Silencing Thundering Waters Forest?

Nov 2, 2016

Silencing Thundering Waters Forest?

Since 2008, there has been an ongoing struggle to protect a 500 acre, predominately old growth Carolinian swamp forest in Niagara Falls from urbanization. While opponents have so far been able to stop the biggest recent assault on the most diverse habitat in Canada, Thundering Waters Forest, home to such threatened  species as old growth Black Gum trees, and Honey Locusts with massive thorns that are a relic of the Pleistocene, the scheme is still slowly proceeding through the review process. Part of the push to get development approval involves propagating a myth about good buffers around areas on the site which are off limits to bulldozers  because of their protected wetland status.
 
Only about a third of the 500 acre Thundering Waters Forest  is actually protected wetlands, and of this area two percent is threatened by roads. It is proposed to cut down three hundred acres of trees. Forest clearance - or carnage - on this monstrous magnitude in Carolinian Canada has not been seen since the backwoodsmen of the 19th century burnt out old growth forests for soap ashes.
 
The area is traditional territory of Iroquois (Haudenosaunee) and Ojibwa peoples.

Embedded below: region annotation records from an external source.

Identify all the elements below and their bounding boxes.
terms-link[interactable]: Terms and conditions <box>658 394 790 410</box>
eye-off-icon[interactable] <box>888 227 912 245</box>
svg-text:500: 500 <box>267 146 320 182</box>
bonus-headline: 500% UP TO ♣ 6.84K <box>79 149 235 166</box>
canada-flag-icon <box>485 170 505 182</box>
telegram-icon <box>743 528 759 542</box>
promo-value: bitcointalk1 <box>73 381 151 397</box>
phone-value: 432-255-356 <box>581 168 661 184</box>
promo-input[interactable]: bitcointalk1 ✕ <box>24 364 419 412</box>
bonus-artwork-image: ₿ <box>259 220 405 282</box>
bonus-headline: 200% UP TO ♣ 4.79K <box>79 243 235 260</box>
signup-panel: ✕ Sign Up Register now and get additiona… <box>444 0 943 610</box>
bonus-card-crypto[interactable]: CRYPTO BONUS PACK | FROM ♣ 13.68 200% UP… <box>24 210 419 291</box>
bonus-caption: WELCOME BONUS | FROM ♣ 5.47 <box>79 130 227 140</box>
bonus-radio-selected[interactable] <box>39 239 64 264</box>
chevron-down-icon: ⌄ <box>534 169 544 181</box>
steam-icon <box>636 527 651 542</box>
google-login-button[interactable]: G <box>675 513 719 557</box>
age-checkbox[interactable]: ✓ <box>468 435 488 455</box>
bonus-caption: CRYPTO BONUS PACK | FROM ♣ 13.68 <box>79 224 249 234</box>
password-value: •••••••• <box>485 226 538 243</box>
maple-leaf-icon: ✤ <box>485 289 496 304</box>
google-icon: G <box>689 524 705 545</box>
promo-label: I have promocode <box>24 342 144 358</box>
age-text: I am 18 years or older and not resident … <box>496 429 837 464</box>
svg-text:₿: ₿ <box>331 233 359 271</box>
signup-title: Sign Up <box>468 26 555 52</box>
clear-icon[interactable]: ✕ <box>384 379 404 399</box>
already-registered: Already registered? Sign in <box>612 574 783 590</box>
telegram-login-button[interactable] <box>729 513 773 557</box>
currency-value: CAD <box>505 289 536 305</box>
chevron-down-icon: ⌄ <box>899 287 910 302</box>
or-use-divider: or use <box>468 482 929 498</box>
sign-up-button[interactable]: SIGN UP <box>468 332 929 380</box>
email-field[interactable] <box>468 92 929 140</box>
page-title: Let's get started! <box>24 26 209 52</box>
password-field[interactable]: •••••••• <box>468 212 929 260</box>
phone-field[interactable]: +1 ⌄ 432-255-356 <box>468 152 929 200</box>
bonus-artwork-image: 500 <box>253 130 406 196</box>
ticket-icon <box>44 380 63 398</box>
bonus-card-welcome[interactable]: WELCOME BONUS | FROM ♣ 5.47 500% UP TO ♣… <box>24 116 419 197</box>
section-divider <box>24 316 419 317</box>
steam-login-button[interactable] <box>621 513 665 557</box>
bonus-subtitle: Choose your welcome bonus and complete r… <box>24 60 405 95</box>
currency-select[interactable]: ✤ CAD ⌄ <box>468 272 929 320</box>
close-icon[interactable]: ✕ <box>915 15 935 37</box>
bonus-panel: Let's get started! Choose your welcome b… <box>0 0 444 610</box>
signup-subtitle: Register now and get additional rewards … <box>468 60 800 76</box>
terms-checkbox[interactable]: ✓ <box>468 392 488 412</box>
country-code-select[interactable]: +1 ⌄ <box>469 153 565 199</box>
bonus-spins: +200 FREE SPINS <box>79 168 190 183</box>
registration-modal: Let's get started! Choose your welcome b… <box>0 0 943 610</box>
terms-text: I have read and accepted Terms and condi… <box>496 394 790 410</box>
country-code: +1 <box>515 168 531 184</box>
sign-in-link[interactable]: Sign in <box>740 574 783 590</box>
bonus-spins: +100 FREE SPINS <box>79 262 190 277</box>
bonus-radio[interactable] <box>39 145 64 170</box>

Treaties that effect the forest area are the Nanfan Treaty of 1701 (British crown and Iroquois), and the Treaties  of Niagara of 1764 and 1784. There are ongoing land claims talks in the region.
 
Regarding the immediate fate of the forest, there is an attempt to lull to sleep the public, relavent review agencies, and municipal councillors by claiming the Thundering Waters  wetlands will be protected by additional buffers. These are supposed to involve native bushes to protect wetland trees from storm water pollution.
 
The difference between the reality on the ground at Thundering Waters and what we see in consultants' reports is very stark. What the contrast points to is the difference between promises and reality. It is reminiscent of the Indigenous expression warning of those who “speak with forked tongue.”
 
The justification for the Thundering Waters assault is a document termed the draft “Characterization and Environmental Impact Study.” Although the report  is a product of both Dougan  Associates and C. Portt Associates, it clearly states that its “primary author” is Dr. Stephen Hill.
 
It stresses the strength of what is termed, “Buffers between the Provincially Significant Wetland (ie. Remaining forests) and the residential/commercial areas.” The report’s readers are reassured that these buffers will be protected by “re-vegetation of cleared areas with native species.” Such careful buffer plantings are supposed to “reduce the risk of contaminants such as heavy metals, salt, and pesticides reaching vernal pools.” A pledge is also made of pro-active planting of native species in buffer zones  impact by development. This is said to “minimize the establishment on non-native species.”
 
Sweet words of re-assurance are contradicted by the tragic reality of what is on the ground. Although there are 500 acres still remaining of the Thundering Waters Forest, south of Oldfield Road, the area in 1992 was 800 acres in extent.  There has been massive forest destruction north of Oldfield Road, for both a golf course and  a residential development. This destruction of 300 acres of forest is the worst environmental mayhem  experienced in Canada’s most species-diverse ecological region, the Carolinian life zone. The development here lacks any ecological sensitivity. It is just textbook Concrete Brutalism without, for instance, any bio-swales. Nothing but cement curbs and gutters will speed polluted water to the Niagara River, where it was formerly slowed down by vernal pools, rich  habitat for species such as Wood Frog and the Blue Spotted Salamander. To facilitate development here a strip has been torn south of Oldfield Road, lined with utility poles.  No buffer plantings have been put here and the ground remains barren.
 
North of Oldfield Road is a three acre forest, which is all that is left of a once 45 acre old growth swamp wetland forest. Once dominated by towering Pin Oaks, it  was  the best place in Niagara to observe the Grey Tree Frog, a charming species that lives in tree tops.  The three acres is all that is left as a result of an Ontario Municipal Board (OMB) negotiated settlement that protects the habitat of a threatened vine, the Round-leaved Greenbrier.
 
What is distressing is seeing the barren and invasive-damaged buffer between the protective fence around the three-acre forest. Most of this land was disturbed three years ago and is still simply naked dirt. An environmentally dangerous exotic weed has become established, known as Phragmites.  It is a terrible warning of what may happen soon south of Oldfield Road. Given the failure to plant appropriate native species such as Gray Dogwood, the “buffer” in the future will simply be an entry point for invasive, exotic species into an old growth forest.
 
The harsh reality on the ground  is also shown by encroachment on the supposed 39-meter “buffers’' of Provincially Significant Wetlands in the vicinity of Ramsey Road. Here the trees in the protected wetland are being  encircled and buried by truckloads of landfill. The recent photos, taken at the site, demonstrates this vividly.
 
Provincial wetland policy is effective in keeping development of protected areas. Its buffering policies however, are not effective. Regulators are not prepared for the costly legal battles to effectively enforce the law, despite vivid evidence is shown by these photos.